The Metropolitan is a rarity in that younger curators are given a chance to work on a truly ambitious scale. Thomas Campbell was still a relatively new kid on the block when in 2002 he organized and mounted “Tapestry in the Renaissance,” the immense and audacious exhibition that irreversibly established the centrality of tapestry in 16th-century art. I asked de Montebello about “Tapestry in the Renaissance” and about Campbell. He recalled that his first thought on hearing Campbell pitch the show was that it was going to cost $2 million. “When has it ever been done?” de Montebello remembers asking. “Never,” Campbell replied. Which meant, so far as de Montebello was concerned—even though most people thought 16th-century tapestry was a bore—that it had to be done. And then 9/11 occurred, six months before the opening day—just when all the fund-raising needed to be put in place. As Campbell recalls, “What was already a challenging project became an almost impossible one.” Again, de Montebello stood firm. “We’ll find the money for it.

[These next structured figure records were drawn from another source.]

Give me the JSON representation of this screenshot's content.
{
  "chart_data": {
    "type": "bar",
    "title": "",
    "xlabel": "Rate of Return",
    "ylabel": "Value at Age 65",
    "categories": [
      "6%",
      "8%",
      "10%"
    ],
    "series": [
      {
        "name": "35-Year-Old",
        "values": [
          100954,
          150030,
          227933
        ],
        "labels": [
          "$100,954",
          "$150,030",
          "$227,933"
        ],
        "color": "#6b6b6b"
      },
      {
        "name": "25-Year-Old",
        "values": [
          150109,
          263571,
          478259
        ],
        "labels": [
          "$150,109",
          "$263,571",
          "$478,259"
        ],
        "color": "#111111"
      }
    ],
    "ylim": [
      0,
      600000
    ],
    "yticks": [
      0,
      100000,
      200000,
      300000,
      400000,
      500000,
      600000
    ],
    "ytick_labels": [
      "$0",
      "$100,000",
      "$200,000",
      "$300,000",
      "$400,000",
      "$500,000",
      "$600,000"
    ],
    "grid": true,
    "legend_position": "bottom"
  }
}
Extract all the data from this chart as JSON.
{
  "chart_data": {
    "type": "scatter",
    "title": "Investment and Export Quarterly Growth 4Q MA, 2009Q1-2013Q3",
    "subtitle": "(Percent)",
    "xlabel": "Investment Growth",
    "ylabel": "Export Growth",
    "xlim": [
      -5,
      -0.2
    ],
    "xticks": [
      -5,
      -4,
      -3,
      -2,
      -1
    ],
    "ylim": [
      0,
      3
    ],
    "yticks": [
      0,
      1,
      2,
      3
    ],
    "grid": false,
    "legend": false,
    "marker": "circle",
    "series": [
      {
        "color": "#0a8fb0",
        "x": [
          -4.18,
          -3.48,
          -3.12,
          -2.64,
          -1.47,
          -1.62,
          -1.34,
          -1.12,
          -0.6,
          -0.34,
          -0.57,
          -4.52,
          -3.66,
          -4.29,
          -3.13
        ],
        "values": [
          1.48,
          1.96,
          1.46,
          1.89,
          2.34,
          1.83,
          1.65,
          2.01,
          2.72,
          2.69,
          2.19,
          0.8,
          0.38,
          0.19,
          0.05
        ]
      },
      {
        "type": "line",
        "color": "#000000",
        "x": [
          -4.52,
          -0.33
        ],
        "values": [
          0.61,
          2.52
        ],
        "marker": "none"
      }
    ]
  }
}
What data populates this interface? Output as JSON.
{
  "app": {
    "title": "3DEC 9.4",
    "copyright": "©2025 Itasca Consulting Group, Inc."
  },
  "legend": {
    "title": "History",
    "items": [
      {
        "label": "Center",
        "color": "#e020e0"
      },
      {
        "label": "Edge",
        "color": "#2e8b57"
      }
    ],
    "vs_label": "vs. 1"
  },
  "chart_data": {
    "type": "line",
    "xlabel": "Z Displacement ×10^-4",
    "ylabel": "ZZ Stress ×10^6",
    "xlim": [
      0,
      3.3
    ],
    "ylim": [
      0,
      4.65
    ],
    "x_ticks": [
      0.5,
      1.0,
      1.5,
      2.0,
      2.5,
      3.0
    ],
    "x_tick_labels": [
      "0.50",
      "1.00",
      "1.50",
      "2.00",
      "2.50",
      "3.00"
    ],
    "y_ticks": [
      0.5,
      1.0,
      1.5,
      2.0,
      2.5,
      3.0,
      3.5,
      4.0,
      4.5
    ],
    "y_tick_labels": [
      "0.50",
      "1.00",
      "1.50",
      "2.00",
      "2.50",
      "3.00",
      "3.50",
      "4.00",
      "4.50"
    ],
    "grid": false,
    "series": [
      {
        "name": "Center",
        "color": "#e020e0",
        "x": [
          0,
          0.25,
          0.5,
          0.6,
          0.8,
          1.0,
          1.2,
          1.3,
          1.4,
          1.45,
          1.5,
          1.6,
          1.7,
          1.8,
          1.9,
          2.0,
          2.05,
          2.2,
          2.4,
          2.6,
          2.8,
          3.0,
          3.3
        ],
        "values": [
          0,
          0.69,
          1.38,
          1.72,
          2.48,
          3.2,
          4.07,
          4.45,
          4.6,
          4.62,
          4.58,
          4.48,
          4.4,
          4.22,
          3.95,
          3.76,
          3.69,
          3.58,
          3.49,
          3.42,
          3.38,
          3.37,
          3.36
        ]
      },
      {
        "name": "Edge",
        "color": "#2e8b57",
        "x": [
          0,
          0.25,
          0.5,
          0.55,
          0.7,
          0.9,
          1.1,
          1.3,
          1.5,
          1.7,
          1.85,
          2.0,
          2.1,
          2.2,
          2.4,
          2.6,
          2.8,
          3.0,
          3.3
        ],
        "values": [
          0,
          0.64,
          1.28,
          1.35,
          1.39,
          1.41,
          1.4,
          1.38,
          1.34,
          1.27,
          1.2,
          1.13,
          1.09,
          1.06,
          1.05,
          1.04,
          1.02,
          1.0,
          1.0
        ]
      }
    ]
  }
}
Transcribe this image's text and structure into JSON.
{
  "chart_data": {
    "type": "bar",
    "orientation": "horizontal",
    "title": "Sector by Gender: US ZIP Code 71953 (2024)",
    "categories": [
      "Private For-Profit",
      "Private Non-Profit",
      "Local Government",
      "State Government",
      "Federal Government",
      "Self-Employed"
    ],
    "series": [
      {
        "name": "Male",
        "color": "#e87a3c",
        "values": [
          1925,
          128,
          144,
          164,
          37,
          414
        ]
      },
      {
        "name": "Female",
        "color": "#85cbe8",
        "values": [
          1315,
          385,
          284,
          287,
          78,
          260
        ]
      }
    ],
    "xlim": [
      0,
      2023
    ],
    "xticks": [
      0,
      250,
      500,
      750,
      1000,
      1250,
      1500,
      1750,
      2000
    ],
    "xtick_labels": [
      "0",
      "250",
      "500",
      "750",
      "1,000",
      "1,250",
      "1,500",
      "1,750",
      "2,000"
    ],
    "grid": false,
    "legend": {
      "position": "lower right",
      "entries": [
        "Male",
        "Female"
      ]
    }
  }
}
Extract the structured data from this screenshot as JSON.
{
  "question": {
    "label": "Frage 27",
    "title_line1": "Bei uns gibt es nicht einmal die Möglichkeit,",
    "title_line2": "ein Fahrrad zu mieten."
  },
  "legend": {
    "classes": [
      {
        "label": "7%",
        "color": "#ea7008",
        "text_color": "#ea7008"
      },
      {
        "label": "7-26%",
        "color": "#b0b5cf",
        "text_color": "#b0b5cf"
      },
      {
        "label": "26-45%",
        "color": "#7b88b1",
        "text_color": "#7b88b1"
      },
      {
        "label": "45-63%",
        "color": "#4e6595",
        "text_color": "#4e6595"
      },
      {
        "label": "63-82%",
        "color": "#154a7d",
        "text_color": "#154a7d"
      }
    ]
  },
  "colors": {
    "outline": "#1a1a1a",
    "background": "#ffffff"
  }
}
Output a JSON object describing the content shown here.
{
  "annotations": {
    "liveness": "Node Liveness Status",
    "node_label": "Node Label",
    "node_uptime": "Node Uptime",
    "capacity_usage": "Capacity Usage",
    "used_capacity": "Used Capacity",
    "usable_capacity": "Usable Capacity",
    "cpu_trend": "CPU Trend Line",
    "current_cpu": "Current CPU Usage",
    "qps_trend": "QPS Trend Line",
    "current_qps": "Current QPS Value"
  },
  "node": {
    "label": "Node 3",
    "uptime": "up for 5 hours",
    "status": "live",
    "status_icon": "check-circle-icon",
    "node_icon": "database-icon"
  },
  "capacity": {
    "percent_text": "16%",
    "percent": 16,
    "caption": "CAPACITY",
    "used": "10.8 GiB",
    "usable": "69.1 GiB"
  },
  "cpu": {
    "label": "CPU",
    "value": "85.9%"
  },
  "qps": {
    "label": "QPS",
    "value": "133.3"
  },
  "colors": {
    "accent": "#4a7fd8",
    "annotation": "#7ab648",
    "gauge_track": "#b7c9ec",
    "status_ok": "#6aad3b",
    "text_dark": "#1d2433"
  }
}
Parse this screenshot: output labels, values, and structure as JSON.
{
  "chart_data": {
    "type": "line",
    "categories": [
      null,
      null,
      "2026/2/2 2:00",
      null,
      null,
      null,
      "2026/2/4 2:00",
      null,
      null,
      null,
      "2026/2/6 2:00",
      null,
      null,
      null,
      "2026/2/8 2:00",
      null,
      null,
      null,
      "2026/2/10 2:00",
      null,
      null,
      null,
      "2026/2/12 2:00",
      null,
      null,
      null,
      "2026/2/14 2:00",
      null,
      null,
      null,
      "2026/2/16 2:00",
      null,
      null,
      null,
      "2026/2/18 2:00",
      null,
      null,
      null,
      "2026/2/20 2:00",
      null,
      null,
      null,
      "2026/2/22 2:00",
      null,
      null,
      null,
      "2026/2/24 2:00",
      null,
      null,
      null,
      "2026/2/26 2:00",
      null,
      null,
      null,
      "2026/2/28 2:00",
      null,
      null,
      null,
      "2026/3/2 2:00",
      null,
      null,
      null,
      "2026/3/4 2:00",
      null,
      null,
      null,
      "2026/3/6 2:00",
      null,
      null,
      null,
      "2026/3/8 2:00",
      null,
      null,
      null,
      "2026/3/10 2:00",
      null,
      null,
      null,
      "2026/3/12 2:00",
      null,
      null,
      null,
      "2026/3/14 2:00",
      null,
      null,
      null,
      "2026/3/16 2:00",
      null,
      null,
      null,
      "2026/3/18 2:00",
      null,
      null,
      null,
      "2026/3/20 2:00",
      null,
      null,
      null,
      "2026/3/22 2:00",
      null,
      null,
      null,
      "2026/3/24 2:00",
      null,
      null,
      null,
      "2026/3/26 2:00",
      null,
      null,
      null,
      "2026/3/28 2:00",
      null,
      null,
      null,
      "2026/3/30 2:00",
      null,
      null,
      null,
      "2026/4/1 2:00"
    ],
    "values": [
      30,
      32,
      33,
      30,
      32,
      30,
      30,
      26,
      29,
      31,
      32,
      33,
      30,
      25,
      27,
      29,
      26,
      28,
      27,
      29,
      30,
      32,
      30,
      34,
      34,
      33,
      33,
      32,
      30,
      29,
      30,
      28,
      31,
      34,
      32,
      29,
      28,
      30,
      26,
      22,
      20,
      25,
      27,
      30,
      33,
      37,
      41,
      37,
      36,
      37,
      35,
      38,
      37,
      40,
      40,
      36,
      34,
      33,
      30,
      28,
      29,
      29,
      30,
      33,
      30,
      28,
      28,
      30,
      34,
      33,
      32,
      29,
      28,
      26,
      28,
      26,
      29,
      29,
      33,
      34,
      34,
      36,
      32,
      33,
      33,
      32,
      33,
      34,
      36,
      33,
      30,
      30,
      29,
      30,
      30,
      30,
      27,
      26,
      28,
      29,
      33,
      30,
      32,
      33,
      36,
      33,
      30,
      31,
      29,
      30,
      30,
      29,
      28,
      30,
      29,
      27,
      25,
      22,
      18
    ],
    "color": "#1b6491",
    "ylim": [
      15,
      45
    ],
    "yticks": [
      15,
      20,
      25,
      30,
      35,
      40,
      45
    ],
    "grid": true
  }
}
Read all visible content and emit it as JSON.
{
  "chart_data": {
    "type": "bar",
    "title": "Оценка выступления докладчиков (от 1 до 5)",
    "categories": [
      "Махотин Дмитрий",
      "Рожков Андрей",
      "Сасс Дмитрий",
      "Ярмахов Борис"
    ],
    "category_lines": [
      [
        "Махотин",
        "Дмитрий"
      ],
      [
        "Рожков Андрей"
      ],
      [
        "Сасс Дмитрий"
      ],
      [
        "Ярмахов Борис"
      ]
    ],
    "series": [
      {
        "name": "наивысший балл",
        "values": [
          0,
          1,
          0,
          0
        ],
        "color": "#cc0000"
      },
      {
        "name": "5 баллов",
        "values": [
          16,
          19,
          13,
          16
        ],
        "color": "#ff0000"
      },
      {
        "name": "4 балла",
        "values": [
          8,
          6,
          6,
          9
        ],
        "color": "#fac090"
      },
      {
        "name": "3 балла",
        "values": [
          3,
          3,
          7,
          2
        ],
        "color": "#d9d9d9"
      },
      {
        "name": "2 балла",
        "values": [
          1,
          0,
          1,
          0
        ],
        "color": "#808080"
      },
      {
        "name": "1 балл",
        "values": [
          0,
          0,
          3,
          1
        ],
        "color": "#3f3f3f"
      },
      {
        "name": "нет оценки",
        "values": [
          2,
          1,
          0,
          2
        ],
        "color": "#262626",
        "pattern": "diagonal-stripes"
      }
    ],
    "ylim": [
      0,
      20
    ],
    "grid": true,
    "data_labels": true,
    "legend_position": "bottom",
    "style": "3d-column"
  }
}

We have to do it.” So the museum rallied. When it turned out that some of the tapestries were so big that they would have to come in through the museum’s front doors, Harold Holzer, then the head of the press office (he’s now the senior vice president for external affairs), got The Times to send a photographer—and New Yorkers were put on notice that a spectacle was about to be unfurled. The exhibition turned out to be a scholarly sensation and a hit with the public: “The Greatest Show in Town,” as The New York Review of Books announced on its cover.